Resenha: Minha Vida Agora

Resenha: Minha Vida Agora

O que falar desse livro, que começou me contrariando e terminou me arrebatando? A resenha de Minha Vida Agora que trago hoje me deixa com uma sensação de dever cumprido e de ter mais um ótimo livro na prateleira.

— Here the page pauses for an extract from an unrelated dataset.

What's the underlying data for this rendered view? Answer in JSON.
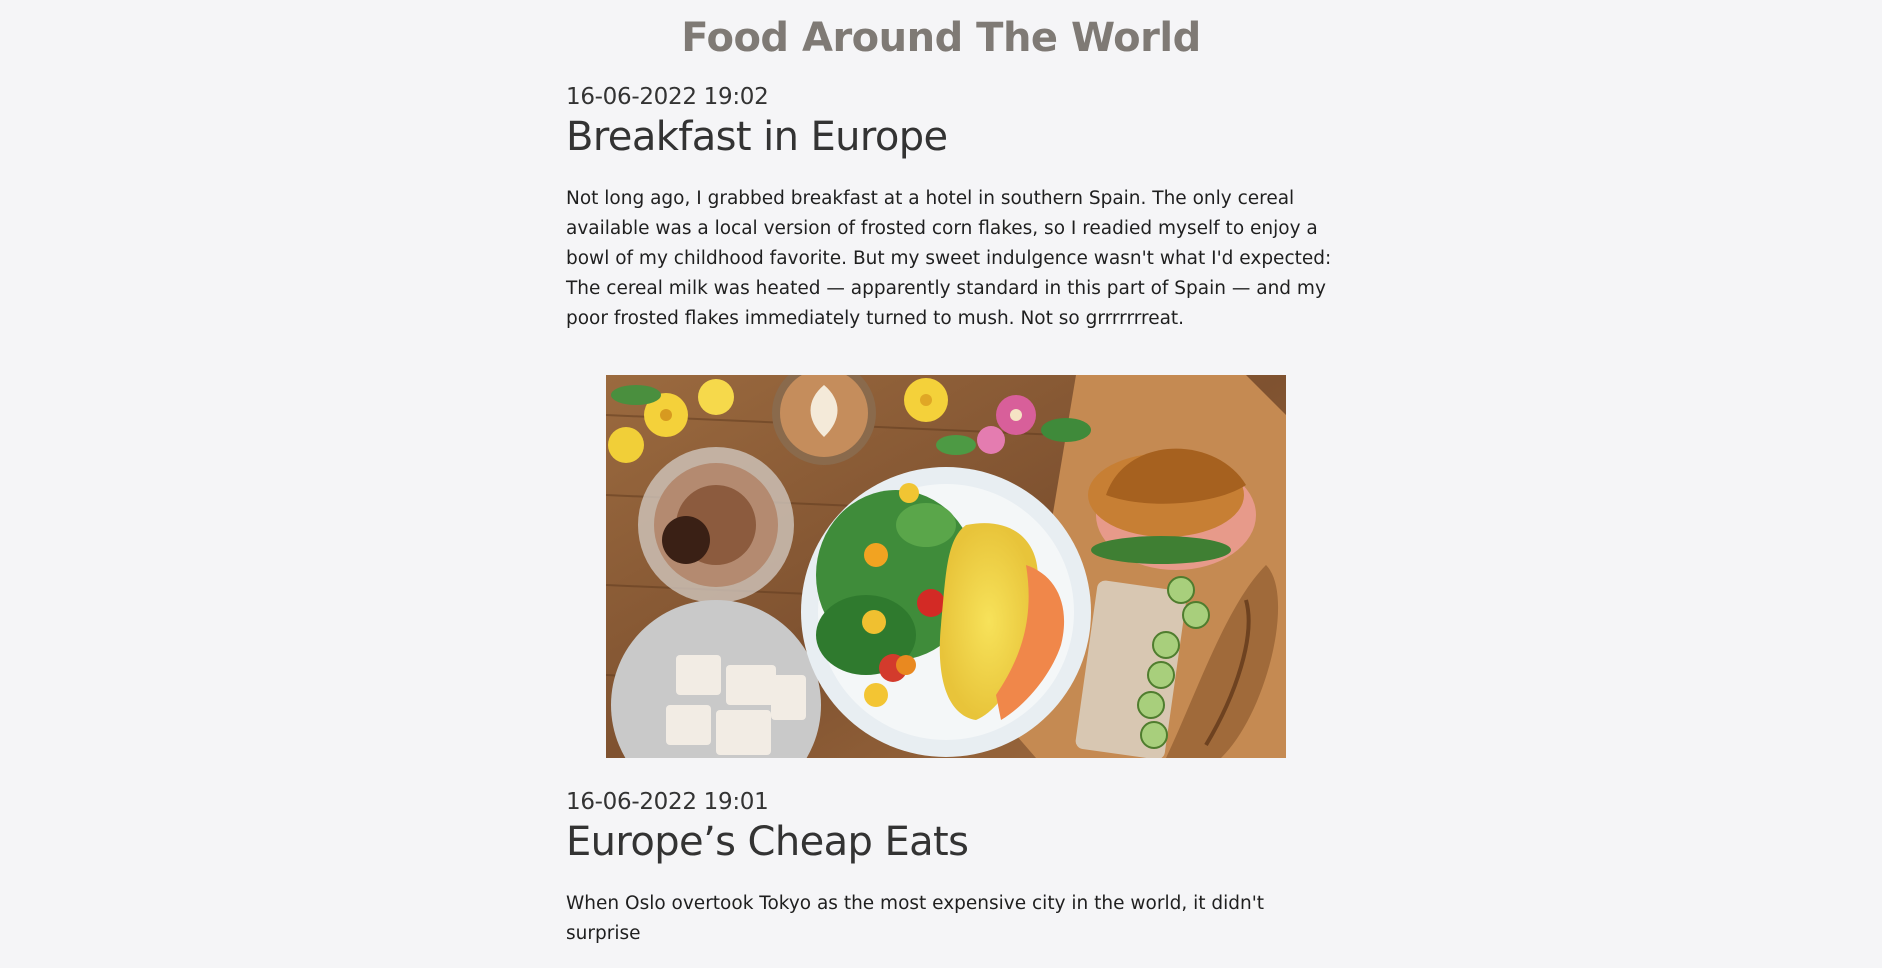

Sinopse: Uma garota nova-iorquina de 15 anos desembarca na Inglaterra, enquanto uma nova grande guerra está prestes a começar, para passar uma temporada com a tia e quatro excêntricos primos totalmente desconhecidos. Na imensa casa de campo, longe da agitação de Manhattan e dos conflitos com a nova madrasta, grávida do bebê que pode lhe tirar o pouco que lhe resta do pai, Daisy descobrirá o amor, o desejo, a liberdade de um cotidiano sem adultos e o valor da amizade verdadeira.

Minha Vida Agora conta a história de Daisy (na real, seu nome é Elizabeth, mas ela não gosta disso), uma nova-iorquina problema de 15 anos que é despachada pelo pai e pela madrasta para morar com a tia e os 4 primos que nunca conheceu em uma fazenda no interior da Inglaterra.

Daisy odeia a ideia, mas não tem muito que possa fazer sobre isso. Ela se contenta com a ideia de que vai finalmente conhecer alguém que possa lhe contar algo sobre sua mãe, que morreu ao dar a luz, e também com o fato de que vai estar longe da Madrasta Cruel e do bebê que ela está carregando.

Eu não recebo crédito suficiente na vida pelas coisas que eu consigo não dizer.

Quando chega no aeroporto Daisy já percebe que algumas coisas estão diferentes, com a segurança quadruplicada e murmúrios de guerra pelas ruas. Lá ela é conduzida por Edmond, seu primo de 14 anos, em um velho jipe até a fazenda da família, onde ela conhece seus outros primos: Isaac, o gêmeo de Edmond; Osbert, o primo mais velho, e Piper, a prima de 9 anos. Além de sua tia Penn, uma mulher sempre ocupada.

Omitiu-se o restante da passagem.